Télétravail en 2025 : droits, obligations et bonnes pratiques
Cet article fait le point sur l’état du droit et propose des clés pratiques pour la mise en place du télétravail.
ACTUALITÉ
Depuis 2020, le télétravail s'est imposé dans de nombreuses entreprises, encadré par l’article L1222-9 du Code du travail et des Accords Nationaux Interprofessionnels (ANI), il a également donné lieu à un foisonnement de décisions jurisprudentielles.
Ces contentieux récents ont permis de préciser des zones floues du droit, notamment sur la prise en charge des frais professionnels, la réversibilité du télétravail et la prévention des risques psychosociaux. Cet article propose une synthèse de ces règles et de leur application concrète à l'aube de 2025.
1. Cadre juridique général :
1.1 Définition légale et champ d’application :
Le télétravail est défini comme une organisation permettant à un salarié d’exercer, hors des locaux de l’employeur, une activité qui aurait pu être réalisée sur site, grâce aux technologies de l’information et de la communication (C. trav., art. L1222-9).
Deux Accords Nationaux Interprofessionnels (ANI) encadrent ce mode de travail :
L’ANI du 19 juillet 2005 s'applique au télétravail régulier et impose notamment l’égalité de traitement ainsi que la prise en charge des frais professionnels engagés par le salarié (article 7).
L’ANI du 26 novembre 2020 élargit son champ d’application au télétravail occasionnel et impose un écrit pour en formaliser les conditions, limitant ainsi les litiges potentiels.

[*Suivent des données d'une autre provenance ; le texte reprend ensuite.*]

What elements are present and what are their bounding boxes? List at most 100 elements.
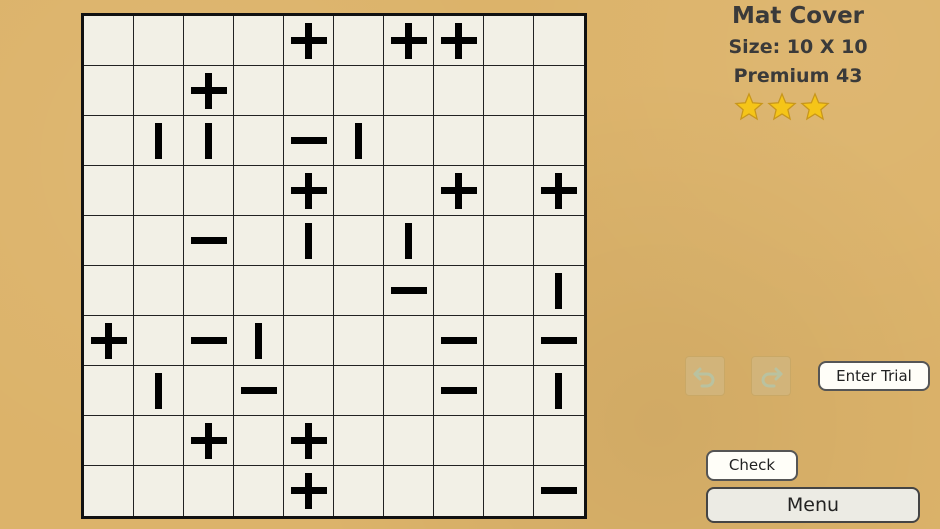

Cependant, ces ANI peuvent être écartés par un accord collectif d’entreprise, à condition qu’il ne contienne pas de clauses moins favorables que celles prévues dans les ANI sur certains points essentiels (C. trav., art. L2253-3).
1.2 Mise en place et réversibilité :
Le télétravail peut être instauré par un accord collectif, une charte élaborée après consultation du CSE, ou, à défaut, un accord individuel entre l’employeur et le salarié.

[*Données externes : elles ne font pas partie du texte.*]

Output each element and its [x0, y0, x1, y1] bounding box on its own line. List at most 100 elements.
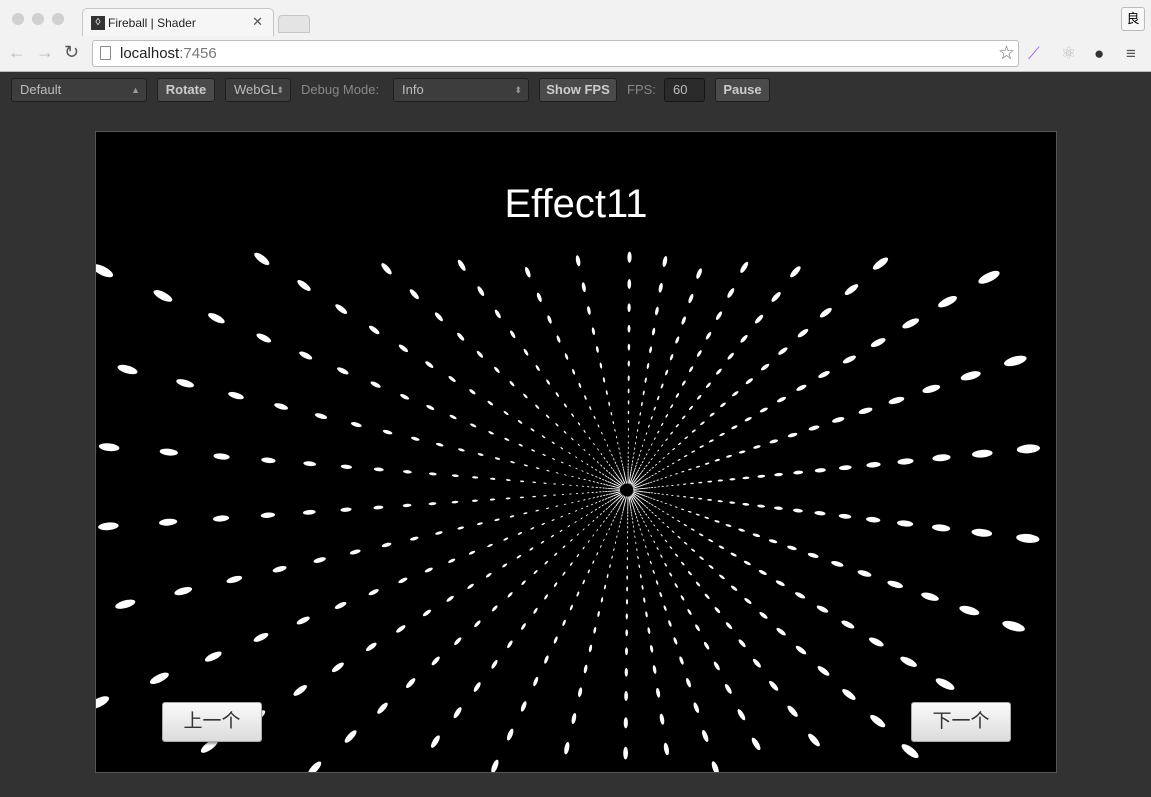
- tunnel-dot: [698, 497, 703, 500]
- tunnel-dot: [641, 516, 643, 520]
- tunnel-dot: [641, 460, 644, 464]
- renderer-select[interactable]: WebGL ⬍: [225, 78, 291, 102]
- scene-select[interactable]: Default ▲: [11, 78, 147, 102]
- tunnel-dot: [627, 536, 629, 539]
- tunnel-dot: [653, 406, 656, 411]
- tunnel-dot: [581, 492, 585, 494]
- tunnel-dot: [627, 343, 631, 351]
- tunnel-dot: [331, 662, 344, 673]
- shader-canvas[interactable]: Effect11 上一个 下一个: [95, 131, 1057, 773]
- bookmark-star-icon[interactable]: ☆: [998, 41, 1015, 66]
- tunnel-dot: [610, 411, 613, 416]
- tunnel-dot: [590, 503, 594, 506]
- tunnel-dot: [631, 517, 633, 520]
- tunnel-dot: [564, 474, 567, 476]
- tunnel-dot: [609, 449, 611, 452]
- tunnel-dot: [595, 346, 599, 353]
- show-fps-button[interactable]: Show FPS: [539, 78, 617, 102]
- tunnel-dot: [648, 502, 651, 504]
- tunnel-dot: [636, 461, 638, 465]
- previous-button[interactable]: 上一个: [162, 702, 262, 742]
- maximize-window-button[interactable]: [52, 13, 64, 25]
- tunnel-dot: [713, 661, 720, 671]
- tunnel-dot: [610, 523, 612, 526]
- tunnel-dot: [725, 524, 732, 527]
- new-tab-button[interactable]: [278, 15, 310, 33]
- tunnel-dot: [690, 482, 694, 485]
- tunnel-dot: [649, 560, 652, 565]
- tunnel-dot: [612, 508, 614, 511]
- tunnel-dot: [449, 414, 457, 420]
- tunnel-dot: [640, 449, 642, 453]
- tunnel-dot: [705, 382, 711, 388]
- tunnel-dot: [638, 564, 641, 569]
- tunnel-dot: [553, 636, 558, 644]
- tunnel-dot: [307, 761, 322, 772]
- tunnel-dot: [425, 361, 434, 368]
- tunnel-dot: [490, 477, 496, 480]
- tunnel-dot: [561, 484, 565, 486]
- debug-mode-select[interactable]: Info ⬍: [393, 78, 529, 102]
- tunnel-dot: [866, 516, 881, 523]
- tunnel-dot: [679, 656, 684, 665]
- tunnel-dot: [700, 421, 705, 426]
- rotate-button[interactable]: Rotate: [157, 78, 215, 102]
- tunnel-dot: [503, 411, 509, 416]
- tunnel-dot: [601, 504, 604, 507]
- tunnel-dot: [535, 467, 540, 470]
- tunnel-dot: [759, 407, 768, 413]
- tunnel-dot: [768, 539, 778, 544]
- close-tab-icon[interactable]: ✕: [252, 14, 263, 30]
- extension-button[interactable]: 良: [1121, 7, 1145, 31]
- tunnel-dot: [592, 560, 595, 564]
- tunnel-dot: [656, 499, 659, 502]
- tunnel-dot: [608, 471, 611, 475]
- tunnel-dot: [532, 481, 537, 484]
- tunnel-dot: [344, 730, 357, 743]
- fps-input[interactable]: 60: [664, 78, 705, 102]
- tunnel-dot: [519, 480, 525, 483]
- evernote-icon[interactable]: ●: [1094, 44, 1104, 64]
- tunnel-dot: [690, 528, 695, 531]
- tunnel-dot: [661, 422, 664, 427]
- tunnel-dot: [518, 443, 523, 447]
- tunnel-dot: [683, 524, 687, 527]
- tunnel-dot: [303, 461, 317, 467]
- tunnel-dot: [738, 528, 745, 532]
- tunnel-dot: [742, 476, 750, 480]
- pause-button[interactable]: Pause: [715, 78, 770, 102]
- react-devtools-icon[interactable]: ⚛: [1061, 44, 1076, 64]
- tunnel-dot: [611, 555, 613, 559]
- tunnel-dot: [583, 429, 586, 433]
- tunnel-dot: [454, 637, 462, 646]
- tunnel-dot: [637, 519, 639, 523]
- back-icon[interactable]: ←: [8, 42, 26, 63]
- reload-icon[interactable]: ↻: [64, 42, 79, 63]
- tunnel-dot: [649, 497, 653, 499]
- tunnel-dot: [487, 400, 494, 406]
- menu-icon[interactable]: ≡: [1126, 44, 1136, 64]
- forward-icon[interactable]: →: [36, 42, 54, 63]
- select-arrows-icon: ▲: [131, 85, 140, 95]
- tunnel-dot: [544, 560, 549, 565]
- tunnel-dot: [591, 486, 594, 488]
- tunnel-dot: [569, 562, 573, 566]
- tunnel-dot: [654, 472, 657, 475]
- tunnel-dot: [753, 445, 761, 449]
- tunnel-dot: [787, 705, 798, 717]
- tunnel-dot: [592, 519, 595, 522]
- tunnel-dot: [491, 759, 499, 772]
- tunnel-dot: [635, 506, 638, 509]
- browser-tab[interactable]: ◊ Fireball | Shader ✕: [82, 8, 274, 36]
- close-window-button[interactable]: [12, 13, 24, 25]
- feather-extension-icon[interactable]: ⟋: [1028, 44, 1040, 64]
- tunnel-dot: [651, 511, 654, 514]
- minimize-window-button[interactable]: [32, 13, 44, 25]
- next-button[interactable]: 下一个: [911, 702, 1011, 742]
- tunnel-dot: [858, 407, 873, 415]
- tunnel-dot: [535, 404, 540, 409]
- address-bar[interactable]: localhost:7456 ☆: [92, 40, 1019, 67]
- tab-title: Fireball | Shader: [108, 16, 196, 30]
- renderer-select-value: WebGL: [234, 82, 278, 97]
- tunnel-dot: [627, 508, 629, 512]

La réversibilité est un principe fondamental, permettant à l’une ou l’autre des parties de mettre fin au télétravail sous réserve du respect des modalités prévues dans l’accord ou la charte. Ainsi, imposer unilatéralement le télétravail sans l’accord du salarié constitue une modification unilatérale du contrat, autorisant ce dernier à prendre acte de sa rupture (Cass. soc., 2 octobre 2001, n° 99-42.727). Cette décision consacre l’importance du consentement dans l’instauration du télétravail.
De même, un employeur ne peut modifier les modalités de télétravail sans un nouvel accord explicite du salarié, même si les règles internes de l’entreprise évoluent (CA Toulouse, 2 février 2024, n° 22/01361). Enfin, lorsqu'une charte postérieure impose l’accord des deux parties pour mettre fin au télétravail, celle-ci prévaut sur une clause antérieure prévoyant la réversibilité unilatérale (CA Paris, 16 mai 2024, n° 22/01947).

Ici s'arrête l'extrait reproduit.